Lot n° 202

BARBUSSE, Henri : Correspondance avec Léon et Nicolette Hennique. Un vol. in quarto, rel. demi veau, dos lisse muet, contenant près de 134 lettres signées montées sur onglets, parfois avec enveloppe.

Estimation : 1 500 - 2 000 €
Adjudication : 2 000 €
Description
Écrites entre avril 1904 et mars 1919, elles constituent la correspondance à la fois amicale et professionnelle entre Henri Barbusse et Léon et sa fille Nicolette Hennique. Elle comprend des télégrammes, des pneumatiques, des lettres sur papier à en-tête des éditions Laffite, puis Hachette et sur des papiers de divers formats. Il y est notamment question des collaborations de Nicolette dans la presse, des romans de Henri Barbusse dont « Le Feu », prix Goncourt 1916, des permissions à Paris de celui-ci pendant la guerre de 14 et de sa convalescence après ses blessures.

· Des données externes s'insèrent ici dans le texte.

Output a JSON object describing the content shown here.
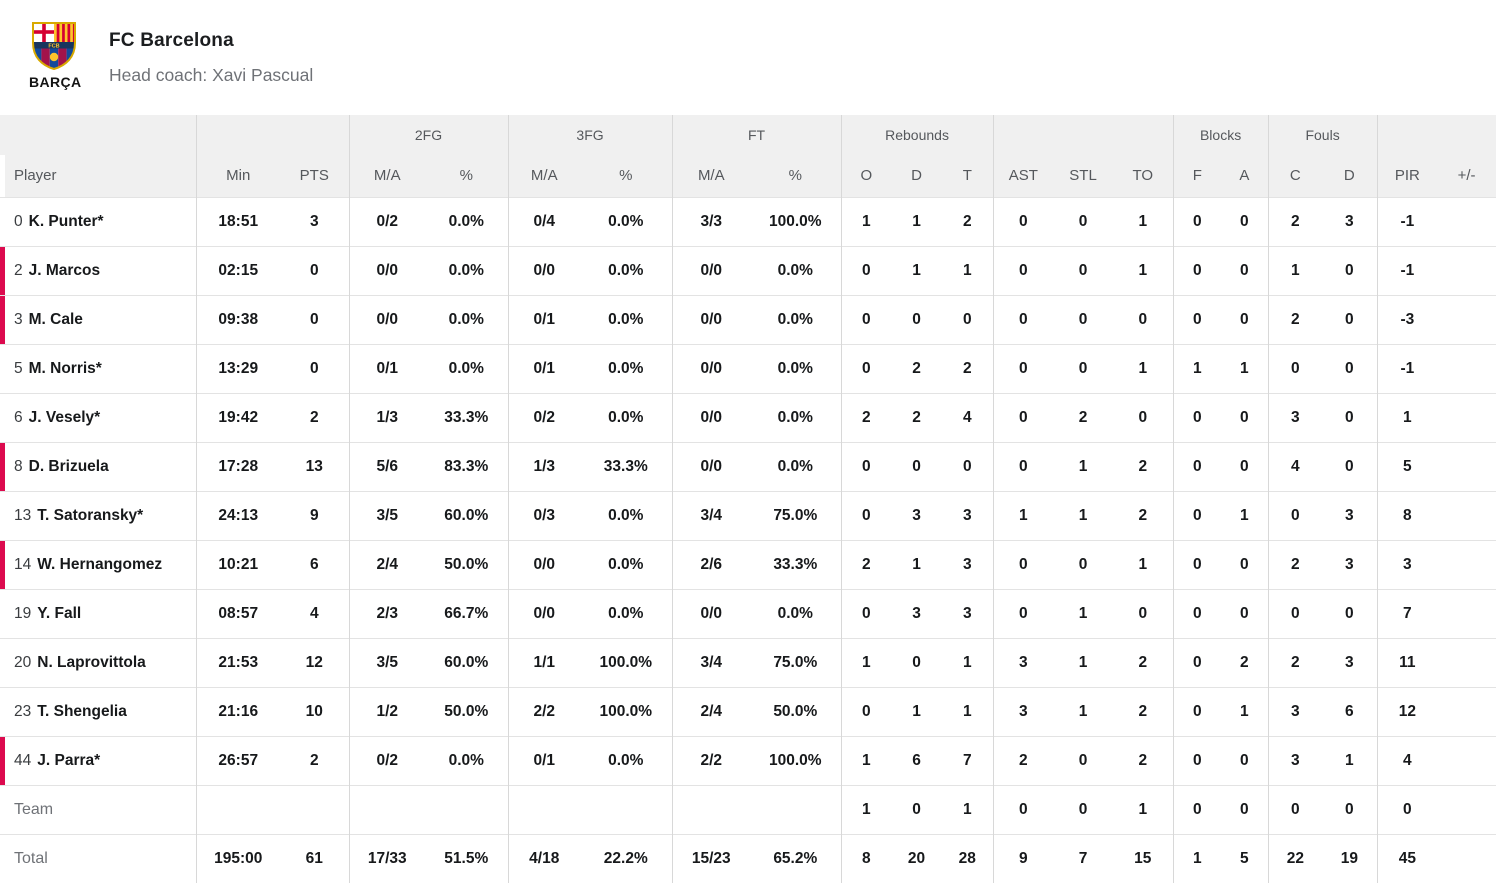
{
  "team_header": {
    "name": "FC Barcelona",
    "coach": "Head coach: Xavi Pascual",
    "logo_caption": "BARÇA",
    "crest_monogram": "FCB"
  },
  "colors": {
    "accent_red": "#dc0a4e",
    "header_bg": "#f0f0f0",
    "header_text": "#55585c",
    "group_border": "#d8d8d8",
    "row_border": "#e3e3e3",
    "body_text": "#17191b",
    "muted_text": "#6f7277",
    "number_text": "#3a3d40",
    "title_text": "#1b1d1f"
  },
  "table": {
    "group_headers": [
      {
        "label": "",
        "span": 1
      },
      {
        "label": "",
        "span": 2
      },
      {
        "label": "2FG",
        "span": 2
      },
      {
        "label": "3FG",
        "span": 2
      },
      {
        "label": "FT",
        "span": 2
      },
      {
        "label": "Rebounds",
        "span": 3
      },
      {
        "label": "",
        "span": 3
      },
      {
        "label": "Blocks",
        "span": 2
      },
      {
        "label": "Fouls",
        "span": 2
      },
      {
        "label": "",
        "span": 2
      }
    ],
    "column_headers": [
      "Player",
      "Min",
      "PTS",
      "M/A",
      "%",
      "M/A",
      "%",
      "M/A",
      "%",
      "O",
      "D",
      "T",
      "AST",
      "STL",
      "TO",
      "F",
      "A",
      "C",
      "D",
      "PIR",
      "+/-"
    ],
    "rows": [
      {
        "number": "0",
        "name": "K. Punter*",
        "marked": false,
        "stats": [
          "18:51",
          "3",
          "0/2",
          "0.0%",
          "0/4",
          "0.0%",
          "3/3",
          "100.0%",
          "1",
          "1",
          "2",
          "0",
          "0",
          "1",
          "0",
          "0",
          "2",
          "3",
          "-1",
          ""
        ]
      },
      {
        "number": "2",
        "name": "J. Marcos",
        "marked": true,
        "stats": [
          "02:15",
          "0",
          "0/0",
          "0.0%",
          "0/0",
          "0.0%",
          "0/0",
          "0.0%",
          "0",
          "1",
          "1",
          "0",
          "0",
          "1",
          "0",
          "0",
          "1",
          "0",
          "-1",
          ""
        ]
      },
      {
        "number": "3",
        "name": "M. Cale",
        "marked": true,
        "stats": [
          "09:38",
          "0",
          "0/0",
          "0.0%",
          "0/1",
          "0.0%",
          "0/0",
          "0.0%",
          "0",
          "0",
          "0",
          "0",
          "0",
          "0",
          "0",
          "0",
          "2",
          "0",
          "-3",
          ""
        ]
      },
      {
        "number": "5",
        "name": "M. Norris*",
        "marked": false,
        "stats": [
          "13:29",
          "0",
          "0/1",
          "0.0%",
          "0/1",
          "0.0%",
          "0/0",
          "0.0%",
          "0",
          "2",
          "2",
          "0",
          "0",
          "1",
          "1",
          "1",
          "0",
          "0",
          "-1",
          ""
        ]
      },
      {
        "number": "6",
        "name": "J. Vesely*",
        "marked": false,
        "stats": [
          "19:42",
          "2",
          "1/3",
          "33.3%",
          "0/2",
          "0.0%",
          "0/0",
          "0.0%",
          "2",
          "2",
          "4",
          "0",
          "2",
          "0",
          "0",
          "0",
          "3",
          "0",
          "1",
          ""
        ]
      },
      {
        "number": "8",
        "name": "D. Brizuela",
        "marked": true,
        "stats": [
          "17:28",
          "13",
          "5/6",
          "83.3%",
          "1/3",
          "33.3%",
          "0/0",
          "0.0%",
          "0",
          "0",
          "0",
          "0",
          "1",
          "2",
          "0",
          "0",
          "4",
          "0",
          "5",
          ""
        ]
      },
      {
        "number": "13",
        "name": "T. Satoransky*",
        "marked": false,
        "stats": [
          "24:13",
          "9",
          "3/5",
          "60.0%",
          "0/3",
          "0.0%",
          "3/4",
          "75.0%",
          "0",
          "3",
          "3",
          "1",
          "1",
          "2",
          "0",
          "1",
          "0",
          "3",
          "8",
          ""
        ]
      },
      {
        "number": "14",
        "name": "W. Hernangomez",
        "marked": true,
        "stats": [
          "10:21",
          "6",
          "2/4",
          "50.0%",
          "0/0",
          "0.0%",
          "2/6",
          "33.3%",
          "2",
          "1",
          "3",
          "0",
          "0",
          "1",
          "0",
          "0",
          "2",
          "3",
          "3",
          ""
        ]
      },
      {
        "number": "19",
        "name": "Y. Fall",
        "marked": false,
        "stats": [
          "08:57",
          "4",
          "2/3",
          "66.7%",
          "0/0",
          "0.0%",
          "0/0",
          "0.0%",
          "0",
          "3",
          "3",
          "0",
          "1",
          "0",
          "0",
          "0",
          "0",
          "0",
          "7",
          ""
        ]
      },
      {
        "number": "20",
        "name": "N. Laprovittola",
        "marked": false,
        "stats": [
          "21:53",
          "12",
          "3/5",
          "60.0%",
          "1/1",
          "100.0%",
          "3/4",
          "75.0%",
          "1",
          "0",
          "1",
          "3",
          "1",
          "2",
          "0",
          "2",
          "2",
          "3",
          "11",
          ""
        ]
      },
      {
        "number": "23",
        "name": "T. Shengelia",
        "marked": false,
        "stats": [
          "21:16",
          "10",
          "1/2",
          "50.0%",
          "2/2",
          "100.0%",
          "2/4",
          "50.0%",
          "0",
          "1",
          "1",
          "3",
          "1",
          "2",
          "0",
          "1",
          "3",
          "6",
          "12",
          ""
        ]
      },
      {
        "number": "44",
        "name": "J. Parra*",
        "marked": true,
        "stats": [
          "26:57",
          "2",
          "0/2",
          "0.0%",
          "0/1",
          "0.0%",
          "2/2",
          "100.0%",
          "1",
          "6",
          "7",
          "2",
          "0",
          "2",
          "0",
          "0",
          "3",
          "1",
          "4",
          ""
        ]
      },
      {
        "label": "Team",
        "stats": [
          "",
          "",
          "",
          "",
          "",
          "",
          "",
          "",
          "1",
          "0",
          "1",
          "0",
          "0",
          "1",
          "0",
          "0",
          "0",
          "0",
          "0",
          ""
        ]
      },
      {
        "label": "Total",
        "stats": [
          "195:00",
          "61",
          "17/33",
          "51.5%",
          "4/18",
          "22.2%",
          "15/23",
          "65.2%",
          "8",
          "20",
          "28",
          "9",
          "7",
          "15",
          "1",
          "5",
          "22",
          "19",
          "45",
          ""
        ]
      }
    ]
  }
}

15 août 1916 : « J'espère que nous approchons de la fin de ces terribles errements dont on commence à revoir le troisième anniversaire ! Je serais bien heureux de voir un peu de votre écriture et de votre pensée en attendant qu'il nous soit donné de vous revoir… »

25 août 1916 : « Oui, écrivez-moi, je vous en pire. Mon existence à moi n'est plus mouvementée, ni intéressante après l'année de tranchées, de vraies tranchées de première ligne, à laquelle je survis ! J'y ai attrapé, du reste, à défaut de blessures, une fameuse dysenterie qui me rend encore invalide jusqu'à nouvel ordre. »

6 novembre 1916 : « je revois actuellement les épreuves du Feu pour le volume, qui doit paraître chez Flammarion. J'apporte quelques modifications. J'élague par ci par là, et j'ajoute des passages. J'ai idée d'une sorte de chapitre liminaire qui soit un peu comme une ouverture d'opéra : on y embrasse l'ensemble de la guerre et on y retrouve, en raccourci, des idées et même des visions qui forment ce qu'on pourrait appeler « les motifs » du livre. »

► Cet exceptionnel recueil comprenant également 7 photographies argentiques, 7 lettres non montées d'après-guerre et un dossier de coupures de presse sur la mort d'Henri Barbusse en 1935, constitue un témoignage de premier plan.